MobileNews

Ice Universe: Oppo is working on its own smartphone chipset

MariSilicon X chip

Smartphones are constrained by batteries and thermals and perform optimally when specialized hardware does the heavy lifting – hardware like Oppo’s MariSilicon X ISP and the new MariSilicon Y Bluetooth chip. Of course, these are partial solutions, for best results a completely custom chipset is what is needed. That seems to be the thinking over at Oppo HQ as reports that the company is planning to introduce its own smartphone chipset in 2024.

Oppo has allegedly hired thousands of people to work on the project, but unfortunately, further details are scarce for now. It will almost certainly be an ARM-based chip meaning it will use Cortex CPUs and Mali GPUs with MariSilicon designs slotting in for things like the ISP and parts of the wireless connectivity.

The MariSilicon X ISP is made in TSMC's 6nm foundries
The MariSilicon X ISP is made in TSMC’s 6nm foundries

It will be interesting to see who Oppo picks as a partner in this endeavor.

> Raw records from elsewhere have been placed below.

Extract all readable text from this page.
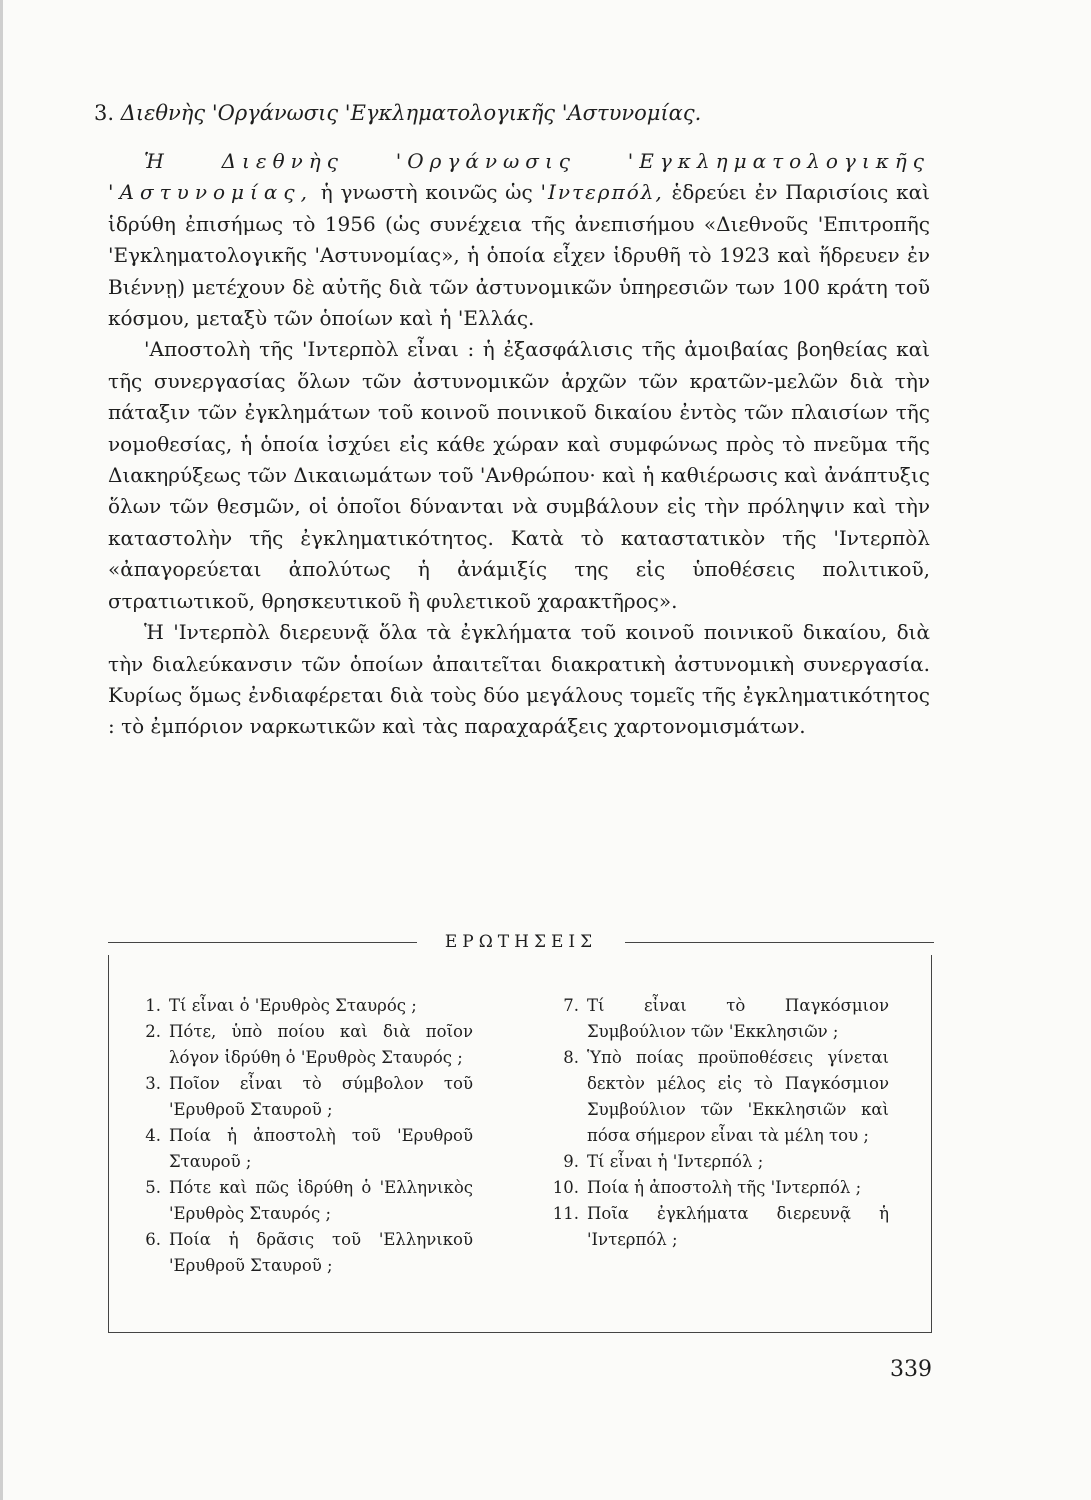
3. Διεθνὴς 'Οργάνωσις 'Εγκληματολογικῆς 'Αστυνομίας.

Ἡ Διεθνὴς 'Οργάνωσις 'Εγκληματολογικῆς 'Αστυνομίας, ἡ γνωστὴ κοινῶς ὡς 'Ιντερπόλ, ἑδρεύει ἐν Παρισίοις καὶ ἱδρύθη ἐπισήμως τὸ 1956 (ὡς συνέχεια τῆς ἀνεπισήμου «Διεθνοῦς 'Επιτροπῆς 'Εγκληματολογικῆς 'Αστυνομίας», ἡ ὁποία εἶχεν ἱδρυθῆ τὸ 1923 καὶ ἥδρευεν ἐν Βιέννῃ) μετέχουν δὲ αὐτῆς διὰ τῶν ἀστυνομικῶν ὑπηρεσιῶν των 100 κράτη τοῦ κόσμου, μεταξὺ τῶν ὁποίων καὶ ἡ 'Ελλάς.

'Αποστολὴ τῆς 'Ιντερπὸλ εἶναι : ἡ ἐξασφάλισις τῆς ἀμοιβαίας βοηθείας καὶ τῆς συνεργασίας ὅλων τῶν ἀστυνομικῶν ἀρχῶν τῶν κρατῶν-μελῶν διὰ τὴν πάταξιν τῶν ἐγκλημάτων τοῦ κοινοῦ ποινικοῦ δικαίου ἐντὸς τῶν πλαισίων τῆς νομοθεσίας, ἡ ὁποία ἰσχύει εἰς κάθε χώραν καὶ συμφώνως πρὸς τὸ πνεῦμα τῆς Διακηρύξεως τῶν Δικαιωμάτων τοῦ 'Ανθρώπου· καὶ ἡ καθιέρωσις καὶ ἀνάπτυξις ὅλων τῶν θεσμῶν, οἱ ὁποῖοι δύνανται νὰ συμβάλουν εἰς τὴν πρόληψιν καὶ τὴν καταστολὴν τῆς ἐγκληματικότητος. Κατὰ τὸ καταστατικὸν τῆς 'Ιντερπὸλ «ἀπαγορεύεται ἀπολύτως ἡ ἀνάμιξίς της εἰς ὑποθέσεις πολιτικοῦ, στρατιωτικοῦ, θρησκευτικοῦ ἢ φυλετικοῦ χαρακτῆρος».

Ἡ 'Ιντερπὸλ διερευνᾷ ὅλα τὰ ἐγκλήματα τοῦ κοινοῦ ποινικοῦ δικαίου, διὰ τὴν διαλεύκανσιν τῶν ὁποίων ἀπαιτεῖται διακρατικὴ ἀστυνομικὴ συνεργασία. Κυρίως ὅμως ἐνδιαφέρεται διὰ τοὺς δύο μεγάλους τομεῖς τῆς ἐγκληματικότητος : τὸ ἐμπόριον ναρκωτικῶν καὶ τὰς παραχαράξεις χαρτονομισμάτων.

ΕΡΩΤΗΣΕΙΣ
1. Τί εἶναι ὁ 'Ερυθρὸς Σταυρός ;
2. Πότε, ὑπὸ ποίου καὶ διὰ ποῖον λόγον ἱδρύθη ὁ 'Ερυθρὸς Σταυρός ;
3. Ποῖον εἶναι τὸ σύμβολον τοῦ 'Ερυθροῦ Σταυροῦ ;
4. Ποία ἡ ἀποστολὴ τοῦ 'Ερυθροῦ Σταυροῦ ;
5. Πότε καὶ πῶς ἱδρύθη ὁ 'Ελληνικὸς 'Ερυθρὸς Σταυρός ;
6. Ποία ἡ δρᾶσις τοῦ 'Ελληνικοῦ 'Ερυθροῦ Σταυροῦ ;
7. Τί εἶναι τὸ Παγκόσμιον Συμβούλιον τῶν 'Εκκλησιῶν ;
8. Ὑπὸ ποίας προϋποθέσεις γίνεται δεκτὸν μέλος εἰς τὸ Παγκόσμιον Συμβούλιον τῶν 'Εκκλησιῶν καὶ πόσα σήμερον εἶναι τὰ μέλη του ;
9. Τί εἶναι ἡ 'Ιντερπόλ ;
10. Ποία ἡ ἀποστολὴ τῆς 'Ιντερπόλ ;
11. Ποῖα ἐγκλήματα διερευνᾷ ἡ 'Ιντερπόλ ;
339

Google went with Samsung as designing a whole chipset from the ground up is a complicated process even when using ready-made pieces. But if Oppo’s team is really that big a ground-up design isn’t out of the question.

Last year MediaTek announced the Dimensity 5G Open Resource Architecture and opened its chipsets to customizations by smartphone makers, although we haven’t seen anything as extensive as the Tensor chip.

Just over a year ago we saw a rumor that Oppo is interested in building a custom chipset based on TSMC’s 3nm node. Back then the report claimed that the first phones with the new silicon will arrive in 2023, but TSMC’s 3nm foundries experienced some delays, which may have thrown a wrench in those plans. For what it’s worth, the MariSilicon X chip is fabbed at TSMC’s 6nm foundries, so the two companies already have a working relationship.

We might see a Cambrian explosion of custom chipsets – even Samsung Electronics reportedly wants to build a custom chip, separate from the Exynos chips supplied by its sister company Samsung System LSI. It doesn’t always work out, though, Xiaomi gave it a shot in 2017 with the Surge S1, but that fizzled out quickly.